Moderniser les RH grâce au design thinking dans une approche centrée sur l’engagement des collaborateurs.

Toutes les entreprises passent entre elles et leurs salariés une sorte de nouveau contrat social instaurant un remaniement des axes de souveraineté des employés. Une des illustrations forte du désir de changement est le débat autour du traitement des inégalités H/F dans les entreprises, sujet que je ne traiterai volontairement pas dans cet article, me focalisant délibérément sur les nouveaux principes du travail qui touchent les structures, quelles qu’elles soient. Bref, quand on parle de mise à jour du contrat social, on considère que le travail politique de Jean-Jacques Rousseau imprègne déjà la société et reflète un acquis robuste.

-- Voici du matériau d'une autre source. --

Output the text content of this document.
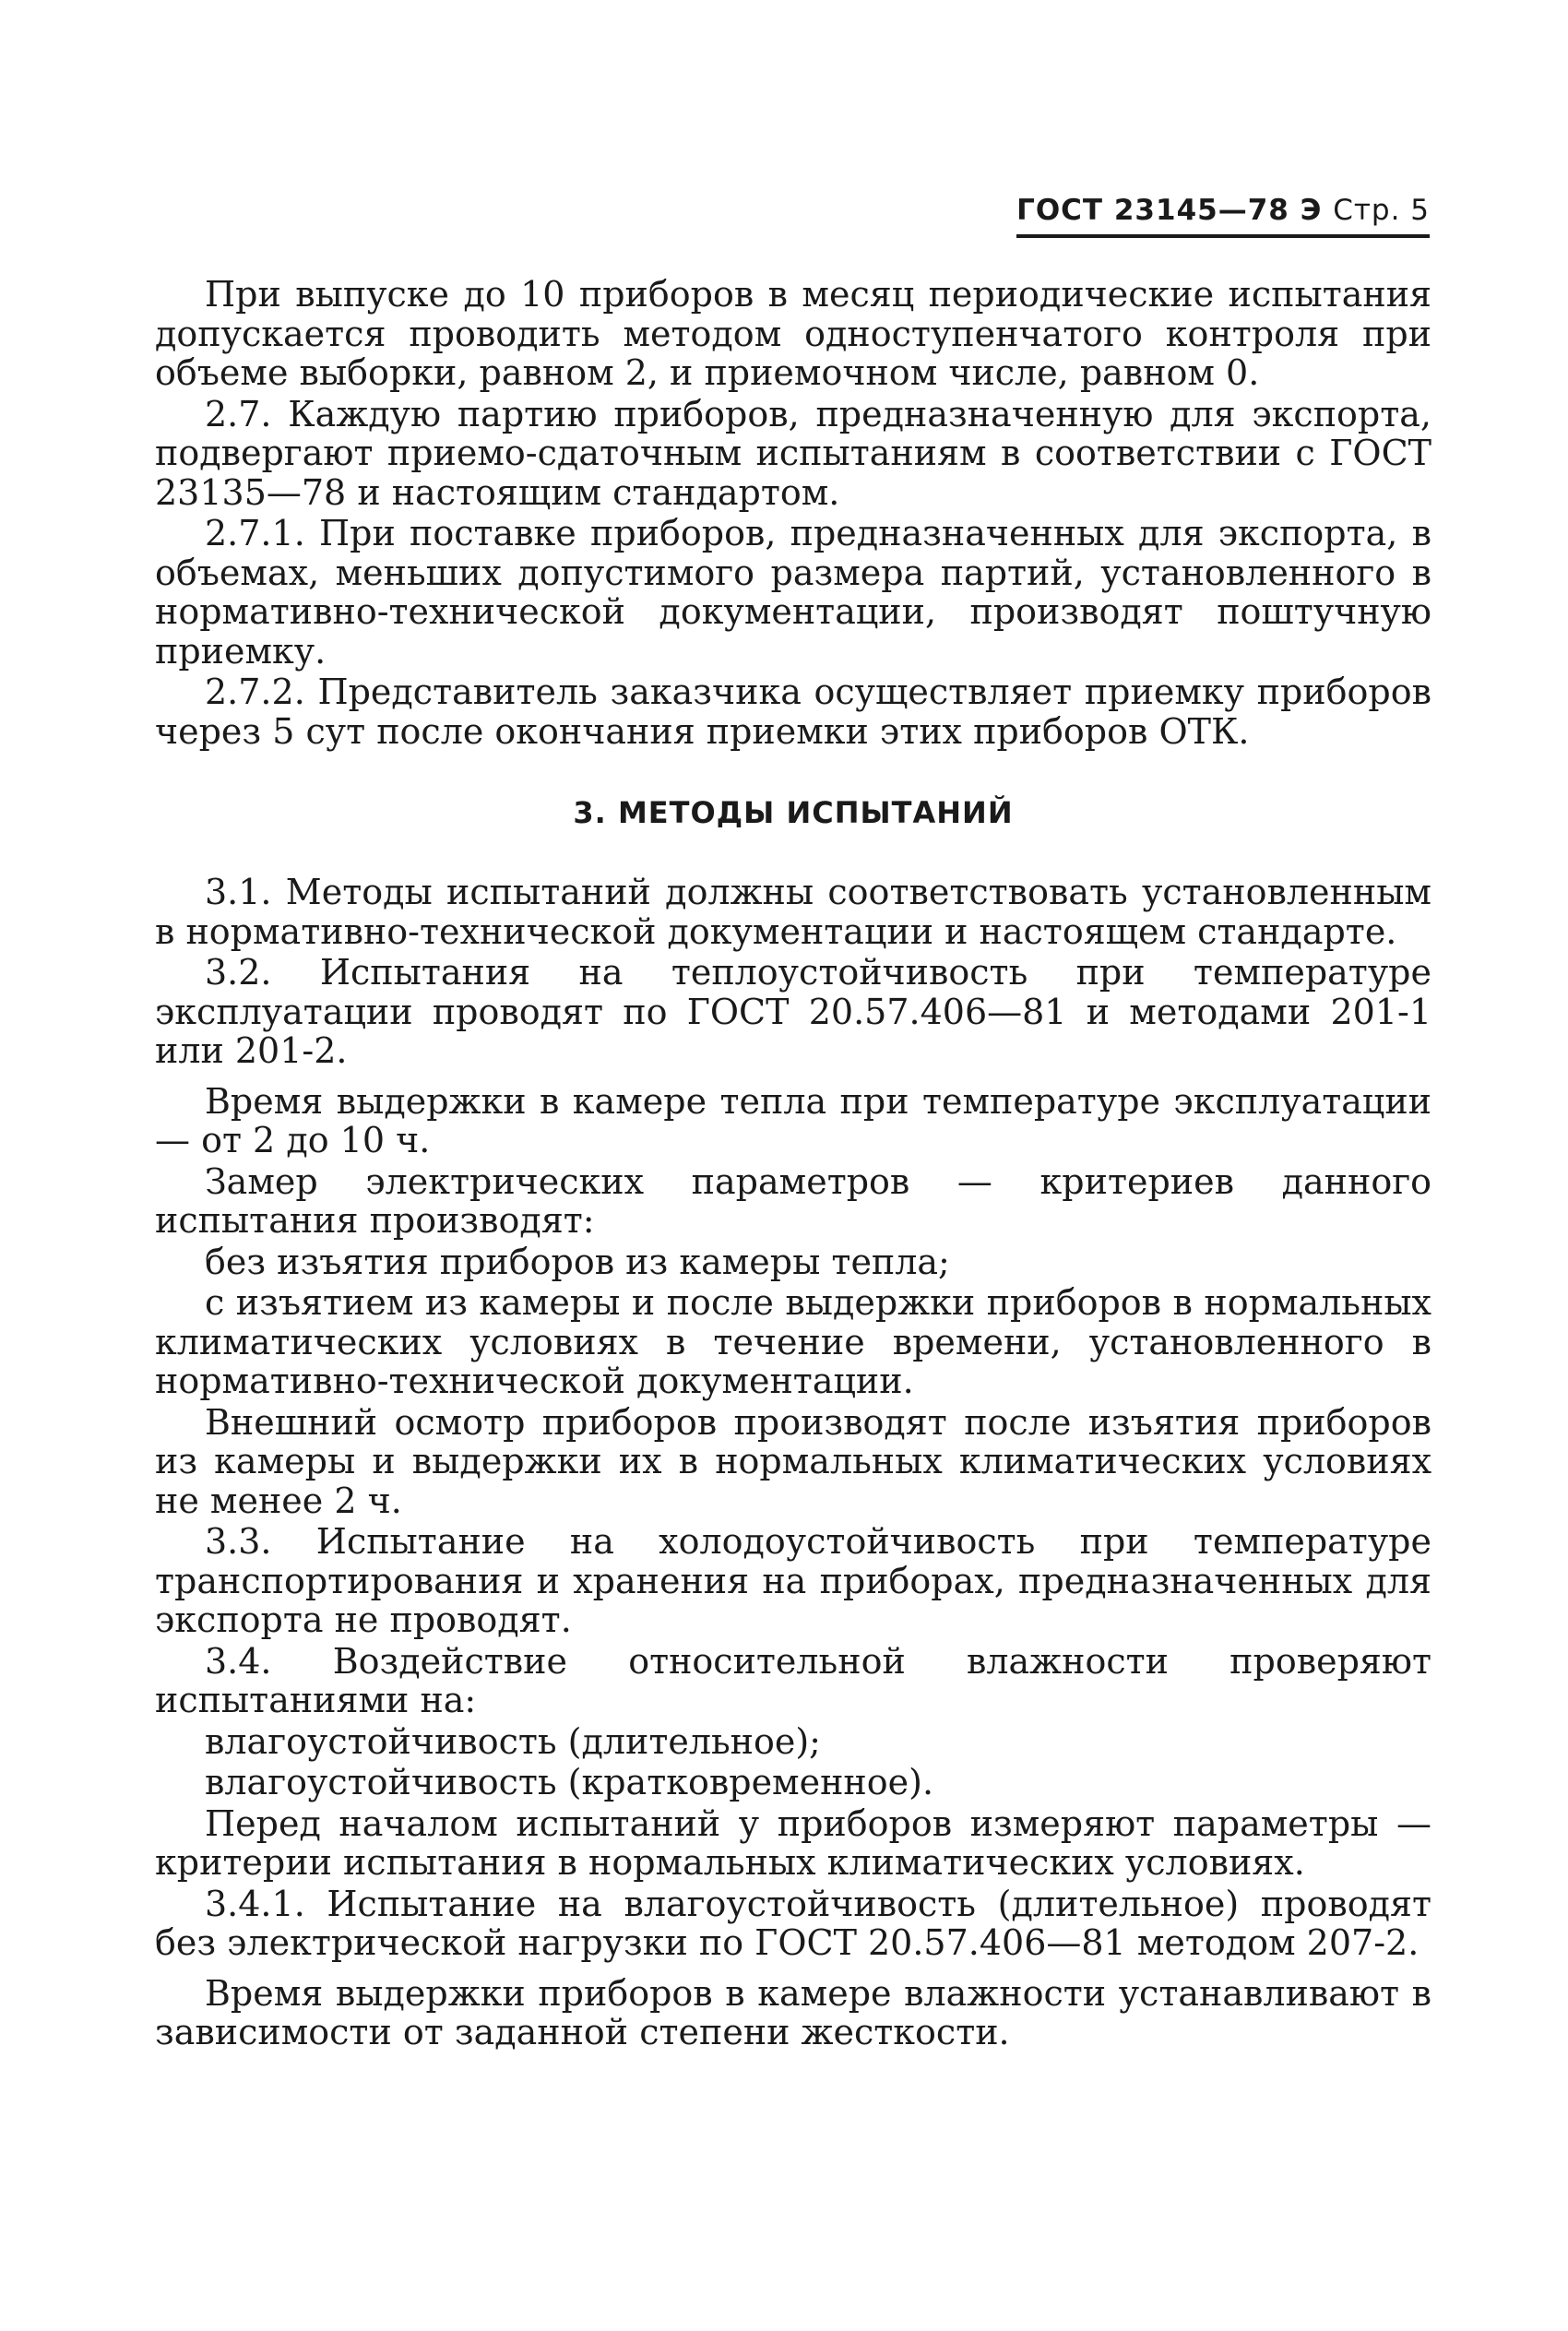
ГОСТ 23145—78 Э Стр. 5

При выпуске до 10 приборов в месяц периодические испытания допускается проводить методом одноступенчатого контроля при объеме выборки, равном 2, и приемочном числе, равном 0.

2.7. Каждую партию приборов, предназначенную для экспорта, подвергают приемо-сдаточным испытаниям в соответствии с ГОСТ 23135—78 и настоящим стандартом.

2.7.1. При поставке приборов, предназначенных для экспорта, в объемах, меньших допустимого размера партий, установленного в нормативно-технической документации, производят поштучную приемку.

2.7.2. Представитель заказчика осуществляет приемку приборов через 5 сут после окончания приемки этих приборов ОТК.

3. МЕТОДЫ ИСПЫТАНИЙ

3.1. Методы испытаний должны соответствовать установленным в нормативно-технической документации и настоящем стандарте.

3.2. Испытания на теплоустойчивость при температуре эксплуатации проводят по ГОСТ 20.57.406—81 и методами 201-1 или 201-2.

Время выдержки в камере тепла при температуре эксплуатации — от 2 до 10 ч.

Замер электрических параметров — критериев данного испытания производят:

без изъятия приборов из камеры тепла;

с изъятием из камеры и после выдержки приборов в нормальных климатических условиях в течение времени, установленного в нормативно-технической документации.

Внешний осмотр приборов производят после изъятия приборов из камеры и выдержки их в нормальных климатических условиях не менее 2 ч.

3.3. Испытание на холодоустойчивость при температуре транспортирования и хранения на приборах, предназначенных для экспорта не проводят.

3.4. Воздействие относительной влажности проверяют испытаниями на:

влагоустойчивость (длительное);

влагоустойчивость (кратковременное).

Перед началом испытаний у приборов измеряют параметры — критерии испытания в нормальных климатических условиях.

3.4.1. Испытание на влагоустойчивость (длительное) проводят без электрической нагрузки по ГОСТ 20.57.406—81 методом 207-2.

Время выдержки приборов в камере влажности устанавливают в зависимости от заданной степени жесткости.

A l’échelon de l’entreprise, une mise à jour de la souveraineté des salariés repose selon moi sur 6 principes forts.

6 principes qui servent la valorisation du temps individuel, repensent les tenants et aboutissants de la notion de productivitéet décrivent une démarche de changement ‘’Engagement Centric’’ de la part du management vis à vis des collaborateurs.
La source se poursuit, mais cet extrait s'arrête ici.